Meinungen

Finanzpolitische Kontinuität

Die Finanzordnung 2021 sichert dem Bund die benötigten finanziellen Mittel. Ein Kommentar von FuW-Redaktor Peter Morf.

«Das Parlament ist gefordert, über stete Ausgabendisziplin den Staat in Schranken zu halten.»

Der viel beschworene «Sonderfall Schweiz» ist bisweilen mehr Mythos denn Realität. In der Finanzpolitik allerdings ist er Tatsache. Die Schweiz ist im internationalen Vergleich eines der wenigen Länder, wenn nicht das einzige, wo das Volk über die zu entrichtenden Steuern befindet. Zudem ist die entsprechende Finanzordnung auf Bundesebene zeitlich befristet, der Stimmbürger wird immer wieder zum Thema befragt.

Am 4. März steht die entsprechende Vorlage zur neuen Finanzordnung 2021 zur Debatte. Konkret soll die Kompetenz des Bundes zur Erhebung der direkten Bundessteuer sowie der Mehrwertsteuer weitere fünfzehn Jahre verlängert werden. Die bisher letzte Abstimmung zu diesem Thema fand 2004 statt, rund 74% sagten damals ja zur Verlängerung.

Für Bern steht viel auf dem Spiel: Die zwei Steuern bringen zusammen rund zwei Drittel der Einnahmen des Bundes. 2016 waren dies 43,5 Mrd. Fr. von total von 67 Mrd. Fr. Es geht bei der Vorlage lediglich um eine Verlängerung, materiell gibt es keine Änderungen, also weder eine Mehr- noch eine Minderbelastung der Steuersubjekte.

Entsprechend unbestritten war die Vorlage im Parlament, wo sie ohne Gegenstimme passierte. Zu Diskussionen Anlass gab bloss die Befristung der Finanzordnung.
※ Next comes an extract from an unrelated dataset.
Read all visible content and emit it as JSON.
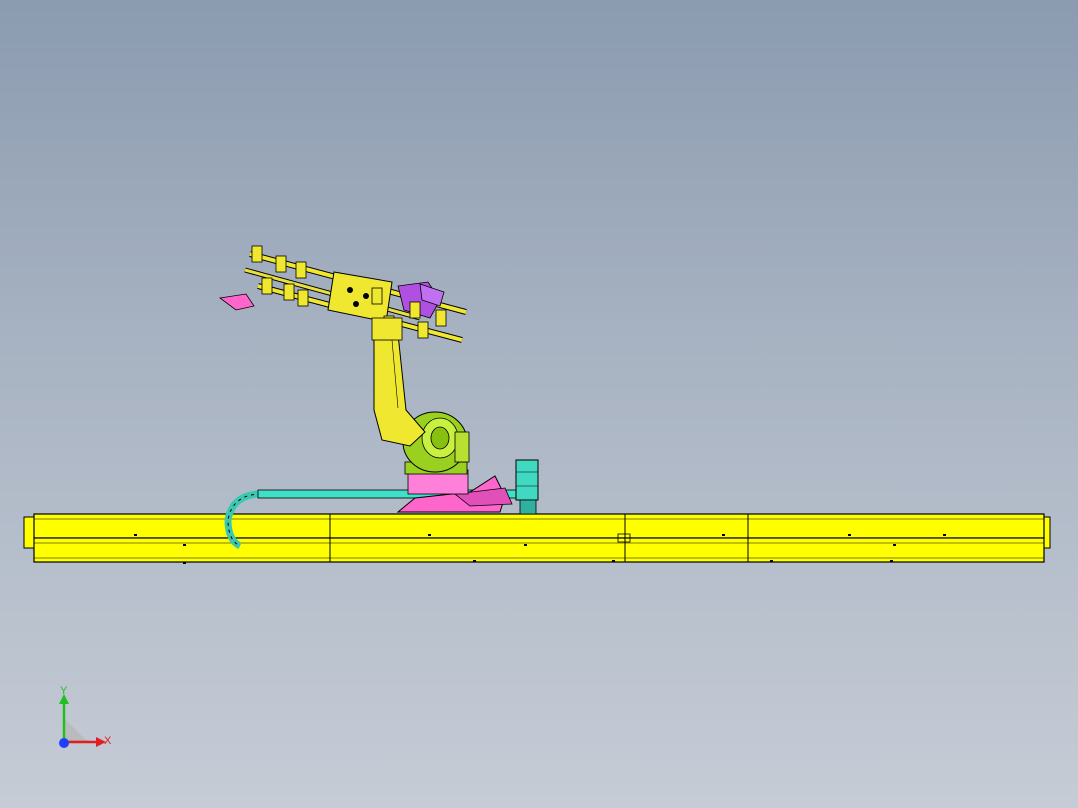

Der Bundesrat schlug ursprünglich eine unbefristete Regelung vor. Der Vorschlag fiel jedoch in der Vernehmlassung durch. Ebenso scheiterte in der Debatte ein Antrag auf eine Verkürzung der Frist auf zehn Jahre.

Opposition gegen die Vorlage kommt nur von der Jungpartei up! Schweiz. Diese setzt sich für Freiheit und gegen staatliche Abhängigkeit ein. Sie hält die direkte Bundessteuer und die Mehrwertsteuer für schädlich und politisch gefährlich. Ihre Argumentation hat einen wahren Kern: Steuern entziehen grundsätzlich der Privatwirtschaft Mittel und bremsen so ihre Entwicklung.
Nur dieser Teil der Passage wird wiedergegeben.